O desacordo ortográfico
Não resisto a entrar nesta polémica. Quando o acordo ortográfico foi assinado, estava previsto que só deveria entrar em vigor quando fosse ratificado por todos os Estados de língua oficial portuguesa. Quando se percebeu que isso não iria acontecer, decidiram os Estados que o ratificaram passar a aplicá-lo após três ratificações: as de Portugal, do Brasil e de Cabo Verde. Em consequência os outros países que falam português continuarão a escrever à moda antiga e a ortografia da língua portuguesa variará totalmente de país para país. Era difícil conceber disparate maior, que conseguisse causar mais dano ao papel da língua portuguesa no mundo.
Ao pretender erigir a pronúncia das palavras em critério decisivo, o acordo ortográfico esquece as raízes das palavras e as conexões entre elas, contribuindo para um enorme empobrecimento da nossa língua, para além de estimular a confusão entre palavras distintas. Para além disso, pretendendo seguir a pronúncia, adopta muitas vezes uma ortografia que com ela nada tem a ver.
Vejamos em primeiro lugar, a confusão entre palavras distintas. Assim, se "concepção" passar a "conceção", como a distinguimos de "concessão", acto de conceder? Se "recepção" passar a "receção", como distingui-la de "recessão", como a que atravessamos? E há casos de completa indistinção entre palavras diferentes. Um exemplo é "retractar" que, se passar a "retratar", passa a confundir-se com "tirar o retrato". Também "espectador", se passar a "espetador" pode confundir-se com "aquele que espeta".
Falemos, em segundo lugar, da perda de ligações entre as palavras: os habitantes do novo "Egito" continuam a ser os "egípcios", não tendo passado a ser os "egitenses".

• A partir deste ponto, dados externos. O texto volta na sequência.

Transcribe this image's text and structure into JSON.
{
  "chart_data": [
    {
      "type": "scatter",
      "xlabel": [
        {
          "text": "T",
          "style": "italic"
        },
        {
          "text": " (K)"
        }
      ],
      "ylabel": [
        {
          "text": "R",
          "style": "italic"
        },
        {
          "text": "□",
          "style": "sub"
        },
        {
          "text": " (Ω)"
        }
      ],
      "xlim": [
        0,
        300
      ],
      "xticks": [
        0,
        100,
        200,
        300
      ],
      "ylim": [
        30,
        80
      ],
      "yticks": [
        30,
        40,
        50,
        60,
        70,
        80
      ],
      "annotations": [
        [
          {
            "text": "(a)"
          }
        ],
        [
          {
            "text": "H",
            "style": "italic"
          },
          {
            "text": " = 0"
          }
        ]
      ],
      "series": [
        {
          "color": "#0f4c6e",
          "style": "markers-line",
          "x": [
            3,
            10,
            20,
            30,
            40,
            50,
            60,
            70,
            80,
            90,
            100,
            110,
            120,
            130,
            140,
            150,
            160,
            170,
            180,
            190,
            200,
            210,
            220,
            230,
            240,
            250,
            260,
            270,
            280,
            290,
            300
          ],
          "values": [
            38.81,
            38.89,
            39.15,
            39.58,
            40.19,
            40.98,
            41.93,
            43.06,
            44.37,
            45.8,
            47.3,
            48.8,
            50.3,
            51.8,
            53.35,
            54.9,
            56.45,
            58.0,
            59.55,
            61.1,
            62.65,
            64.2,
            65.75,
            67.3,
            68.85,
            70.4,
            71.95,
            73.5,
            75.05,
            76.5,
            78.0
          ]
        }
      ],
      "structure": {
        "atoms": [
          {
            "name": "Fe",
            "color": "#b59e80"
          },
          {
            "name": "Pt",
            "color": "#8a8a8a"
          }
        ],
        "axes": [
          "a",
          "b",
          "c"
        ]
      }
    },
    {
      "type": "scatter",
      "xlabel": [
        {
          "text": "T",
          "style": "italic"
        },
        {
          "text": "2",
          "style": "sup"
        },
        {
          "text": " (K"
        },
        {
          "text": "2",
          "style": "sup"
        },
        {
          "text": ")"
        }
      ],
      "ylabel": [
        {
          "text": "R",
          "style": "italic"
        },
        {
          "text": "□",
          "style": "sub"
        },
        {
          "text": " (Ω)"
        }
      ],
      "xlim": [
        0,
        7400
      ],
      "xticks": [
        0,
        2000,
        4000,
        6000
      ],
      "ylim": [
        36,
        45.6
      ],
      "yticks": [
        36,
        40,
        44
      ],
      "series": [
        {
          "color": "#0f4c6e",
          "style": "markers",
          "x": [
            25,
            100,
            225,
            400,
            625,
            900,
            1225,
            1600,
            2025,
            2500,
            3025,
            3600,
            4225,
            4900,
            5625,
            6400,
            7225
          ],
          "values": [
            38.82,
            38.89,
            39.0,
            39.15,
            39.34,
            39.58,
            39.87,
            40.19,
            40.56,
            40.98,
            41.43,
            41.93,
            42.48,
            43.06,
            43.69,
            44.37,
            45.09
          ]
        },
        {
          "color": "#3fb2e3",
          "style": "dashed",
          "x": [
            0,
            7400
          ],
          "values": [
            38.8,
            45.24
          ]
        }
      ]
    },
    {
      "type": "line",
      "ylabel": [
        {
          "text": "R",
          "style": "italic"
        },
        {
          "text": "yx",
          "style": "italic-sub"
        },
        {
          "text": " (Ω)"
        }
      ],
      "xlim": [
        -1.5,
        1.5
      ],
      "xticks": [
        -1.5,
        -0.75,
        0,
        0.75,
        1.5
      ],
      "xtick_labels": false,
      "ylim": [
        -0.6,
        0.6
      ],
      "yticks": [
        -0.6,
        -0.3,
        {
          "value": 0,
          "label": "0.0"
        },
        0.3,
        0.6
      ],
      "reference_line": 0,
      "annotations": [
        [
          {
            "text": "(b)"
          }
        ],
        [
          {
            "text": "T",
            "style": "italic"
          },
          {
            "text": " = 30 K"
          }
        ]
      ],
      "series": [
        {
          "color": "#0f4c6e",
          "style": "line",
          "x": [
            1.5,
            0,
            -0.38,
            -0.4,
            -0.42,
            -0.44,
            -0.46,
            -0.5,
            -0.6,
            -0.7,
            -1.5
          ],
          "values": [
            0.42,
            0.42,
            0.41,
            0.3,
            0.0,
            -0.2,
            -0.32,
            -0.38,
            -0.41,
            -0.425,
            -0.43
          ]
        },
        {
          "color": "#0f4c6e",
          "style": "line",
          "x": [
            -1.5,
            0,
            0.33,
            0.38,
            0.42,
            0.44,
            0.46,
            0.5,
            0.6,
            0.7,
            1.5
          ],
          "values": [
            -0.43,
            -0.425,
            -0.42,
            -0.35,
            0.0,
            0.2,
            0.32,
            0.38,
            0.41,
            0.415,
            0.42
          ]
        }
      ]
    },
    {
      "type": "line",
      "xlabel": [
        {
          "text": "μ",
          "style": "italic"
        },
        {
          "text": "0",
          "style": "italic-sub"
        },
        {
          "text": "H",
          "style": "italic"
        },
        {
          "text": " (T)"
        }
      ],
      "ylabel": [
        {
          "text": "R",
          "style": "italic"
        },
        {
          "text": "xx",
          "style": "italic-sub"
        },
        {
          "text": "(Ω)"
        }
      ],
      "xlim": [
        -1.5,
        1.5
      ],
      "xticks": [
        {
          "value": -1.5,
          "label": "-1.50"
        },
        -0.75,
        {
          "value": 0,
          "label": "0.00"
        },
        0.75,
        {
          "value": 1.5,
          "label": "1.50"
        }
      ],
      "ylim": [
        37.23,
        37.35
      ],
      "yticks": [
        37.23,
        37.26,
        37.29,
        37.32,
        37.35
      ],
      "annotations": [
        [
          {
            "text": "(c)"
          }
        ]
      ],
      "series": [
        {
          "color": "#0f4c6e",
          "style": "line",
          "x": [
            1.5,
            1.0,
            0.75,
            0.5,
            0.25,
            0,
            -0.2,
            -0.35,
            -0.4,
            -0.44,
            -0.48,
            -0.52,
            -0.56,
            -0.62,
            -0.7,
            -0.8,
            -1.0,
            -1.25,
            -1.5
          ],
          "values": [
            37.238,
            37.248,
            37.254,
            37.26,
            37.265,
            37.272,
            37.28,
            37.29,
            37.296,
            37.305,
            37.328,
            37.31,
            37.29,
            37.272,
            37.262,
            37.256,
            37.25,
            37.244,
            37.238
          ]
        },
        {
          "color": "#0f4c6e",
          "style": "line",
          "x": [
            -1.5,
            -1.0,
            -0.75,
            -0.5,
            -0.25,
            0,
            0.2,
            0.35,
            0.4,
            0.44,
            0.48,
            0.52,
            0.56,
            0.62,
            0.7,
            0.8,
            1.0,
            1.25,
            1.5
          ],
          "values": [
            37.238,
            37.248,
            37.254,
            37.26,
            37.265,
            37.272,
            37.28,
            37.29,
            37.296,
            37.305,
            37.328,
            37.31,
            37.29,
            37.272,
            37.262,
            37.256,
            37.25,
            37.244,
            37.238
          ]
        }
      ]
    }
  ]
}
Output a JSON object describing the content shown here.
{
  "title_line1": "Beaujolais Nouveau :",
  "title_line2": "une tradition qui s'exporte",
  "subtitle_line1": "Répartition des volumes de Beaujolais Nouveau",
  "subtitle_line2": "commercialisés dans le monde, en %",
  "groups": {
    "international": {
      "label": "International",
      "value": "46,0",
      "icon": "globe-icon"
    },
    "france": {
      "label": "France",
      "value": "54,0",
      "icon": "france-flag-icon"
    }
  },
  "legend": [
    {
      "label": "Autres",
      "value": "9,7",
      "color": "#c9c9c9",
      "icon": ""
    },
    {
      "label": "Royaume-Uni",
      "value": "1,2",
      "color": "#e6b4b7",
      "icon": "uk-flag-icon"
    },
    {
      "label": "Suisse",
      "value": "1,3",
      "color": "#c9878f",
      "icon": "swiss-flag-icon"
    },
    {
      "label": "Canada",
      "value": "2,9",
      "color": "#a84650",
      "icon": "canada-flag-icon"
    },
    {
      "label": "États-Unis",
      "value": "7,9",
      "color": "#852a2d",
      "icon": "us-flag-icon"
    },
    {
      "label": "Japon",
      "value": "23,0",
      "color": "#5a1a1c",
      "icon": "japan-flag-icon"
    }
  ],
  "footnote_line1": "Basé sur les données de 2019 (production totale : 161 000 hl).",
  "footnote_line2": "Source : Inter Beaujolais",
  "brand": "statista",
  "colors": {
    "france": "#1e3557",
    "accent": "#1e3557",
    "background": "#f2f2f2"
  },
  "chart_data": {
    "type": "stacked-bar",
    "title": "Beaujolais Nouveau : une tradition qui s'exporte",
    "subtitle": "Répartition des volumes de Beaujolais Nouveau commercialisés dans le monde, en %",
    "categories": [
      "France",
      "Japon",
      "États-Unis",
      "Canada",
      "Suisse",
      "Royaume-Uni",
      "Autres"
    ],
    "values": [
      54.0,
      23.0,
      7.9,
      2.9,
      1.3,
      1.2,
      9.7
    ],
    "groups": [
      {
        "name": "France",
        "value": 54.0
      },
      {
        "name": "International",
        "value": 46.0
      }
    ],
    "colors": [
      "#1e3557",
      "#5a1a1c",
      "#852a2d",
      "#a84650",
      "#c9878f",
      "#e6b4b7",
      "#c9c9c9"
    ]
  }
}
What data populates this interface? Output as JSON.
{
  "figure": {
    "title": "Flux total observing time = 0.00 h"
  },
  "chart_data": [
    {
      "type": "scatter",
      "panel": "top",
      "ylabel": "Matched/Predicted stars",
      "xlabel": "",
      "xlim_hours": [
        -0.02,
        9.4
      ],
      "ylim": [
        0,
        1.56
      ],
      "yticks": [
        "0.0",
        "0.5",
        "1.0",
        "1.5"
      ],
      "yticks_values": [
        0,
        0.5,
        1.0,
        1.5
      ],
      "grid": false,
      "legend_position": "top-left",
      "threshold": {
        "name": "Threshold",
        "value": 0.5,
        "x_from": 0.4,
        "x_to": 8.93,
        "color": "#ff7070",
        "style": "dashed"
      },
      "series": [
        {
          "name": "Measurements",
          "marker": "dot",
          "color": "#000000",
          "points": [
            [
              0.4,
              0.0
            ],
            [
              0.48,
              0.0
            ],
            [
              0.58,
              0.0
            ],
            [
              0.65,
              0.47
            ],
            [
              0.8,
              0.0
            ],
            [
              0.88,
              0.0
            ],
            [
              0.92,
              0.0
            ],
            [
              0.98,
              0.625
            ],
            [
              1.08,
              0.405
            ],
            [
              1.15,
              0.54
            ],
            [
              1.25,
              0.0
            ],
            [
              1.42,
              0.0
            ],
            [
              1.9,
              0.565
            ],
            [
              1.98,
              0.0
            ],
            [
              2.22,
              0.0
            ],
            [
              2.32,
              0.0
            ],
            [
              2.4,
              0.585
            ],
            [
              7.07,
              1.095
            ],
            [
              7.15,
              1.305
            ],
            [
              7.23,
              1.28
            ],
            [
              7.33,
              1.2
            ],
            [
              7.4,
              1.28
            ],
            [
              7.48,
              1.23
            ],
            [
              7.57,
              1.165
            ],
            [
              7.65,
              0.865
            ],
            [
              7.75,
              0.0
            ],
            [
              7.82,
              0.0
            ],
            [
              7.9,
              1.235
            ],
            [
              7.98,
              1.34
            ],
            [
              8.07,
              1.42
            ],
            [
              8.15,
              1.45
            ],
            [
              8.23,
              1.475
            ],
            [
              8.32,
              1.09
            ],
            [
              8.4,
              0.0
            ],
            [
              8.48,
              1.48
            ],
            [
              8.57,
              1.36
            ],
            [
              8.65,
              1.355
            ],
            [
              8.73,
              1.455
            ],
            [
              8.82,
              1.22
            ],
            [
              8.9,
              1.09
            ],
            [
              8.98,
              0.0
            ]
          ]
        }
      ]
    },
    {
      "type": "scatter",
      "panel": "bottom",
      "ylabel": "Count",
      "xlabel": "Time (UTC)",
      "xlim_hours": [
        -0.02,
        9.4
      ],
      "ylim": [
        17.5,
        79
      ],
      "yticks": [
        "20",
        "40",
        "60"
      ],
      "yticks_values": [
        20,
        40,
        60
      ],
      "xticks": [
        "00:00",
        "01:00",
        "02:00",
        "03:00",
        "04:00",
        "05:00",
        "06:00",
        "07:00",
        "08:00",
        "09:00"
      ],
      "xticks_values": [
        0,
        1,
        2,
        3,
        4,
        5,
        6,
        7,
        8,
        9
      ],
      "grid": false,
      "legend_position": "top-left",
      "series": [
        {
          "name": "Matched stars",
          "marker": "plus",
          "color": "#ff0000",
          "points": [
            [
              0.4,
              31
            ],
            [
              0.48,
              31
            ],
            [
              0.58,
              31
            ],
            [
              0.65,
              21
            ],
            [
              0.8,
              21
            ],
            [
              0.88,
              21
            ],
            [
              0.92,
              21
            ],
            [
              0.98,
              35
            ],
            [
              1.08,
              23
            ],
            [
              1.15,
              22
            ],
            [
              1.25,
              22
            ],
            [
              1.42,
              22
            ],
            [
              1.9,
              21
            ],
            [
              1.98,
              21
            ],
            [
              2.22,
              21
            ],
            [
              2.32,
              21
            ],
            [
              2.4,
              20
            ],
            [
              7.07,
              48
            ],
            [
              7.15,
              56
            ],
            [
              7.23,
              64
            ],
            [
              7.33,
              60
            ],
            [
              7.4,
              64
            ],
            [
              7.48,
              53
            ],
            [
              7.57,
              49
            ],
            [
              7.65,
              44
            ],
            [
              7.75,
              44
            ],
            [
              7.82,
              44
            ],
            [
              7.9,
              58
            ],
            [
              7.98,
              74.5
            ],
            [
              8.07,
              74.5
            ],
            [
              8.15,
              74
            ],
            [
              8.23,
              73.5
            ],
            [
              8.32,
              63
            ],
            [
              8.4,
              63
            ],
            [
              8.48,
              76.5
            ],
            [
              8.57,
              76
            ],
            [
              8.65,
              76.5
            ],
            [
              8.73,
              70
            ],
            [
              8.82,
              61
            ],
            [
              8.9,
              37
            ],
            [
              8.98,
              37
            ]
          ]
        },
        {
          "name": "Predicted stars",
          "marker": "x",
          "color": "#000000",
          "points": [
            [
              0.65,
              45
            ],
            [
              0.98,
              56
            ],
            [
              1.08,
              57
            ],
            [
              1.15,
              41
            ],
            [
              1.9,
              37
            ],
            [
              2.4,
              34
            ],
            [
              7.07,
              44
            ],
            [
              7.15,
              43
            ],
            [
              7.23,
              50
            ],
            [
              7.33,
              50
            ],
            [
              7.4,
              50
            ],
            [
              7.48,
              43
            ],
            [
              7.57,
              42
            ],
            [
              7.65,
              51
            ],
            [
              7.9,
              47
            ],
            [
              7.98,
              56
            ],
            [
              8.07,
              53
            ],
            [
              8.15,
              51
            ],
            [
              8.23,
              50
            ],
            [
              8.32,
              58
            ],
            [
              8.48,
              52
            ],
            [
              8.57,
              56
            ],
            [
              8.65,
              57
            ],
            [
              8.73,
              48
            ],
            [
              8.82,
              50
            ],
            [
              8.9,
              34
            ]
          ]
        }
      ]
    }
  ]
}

Aponte-se, em terceiro lugar, o esquecimento das raízes das palavras. Muitas vezes na língua portuguesa existem versões erudita e popular da mesma expressão, como "ruptura", a partir do latim "ruptus", e "rotura", a partir do português "roto". Agora inventou-se uma terceira variante: a "rutura". Mas "ruto" não existe em português.
E finalmente, estabelece-se por vezes uma ortografia totalmente deslocada da pronúncia: "vêem" passa a "veem", "crêem" a "creem". Esta ortografia terá alguma coisa a ver com a pronúncia destas palavras em português?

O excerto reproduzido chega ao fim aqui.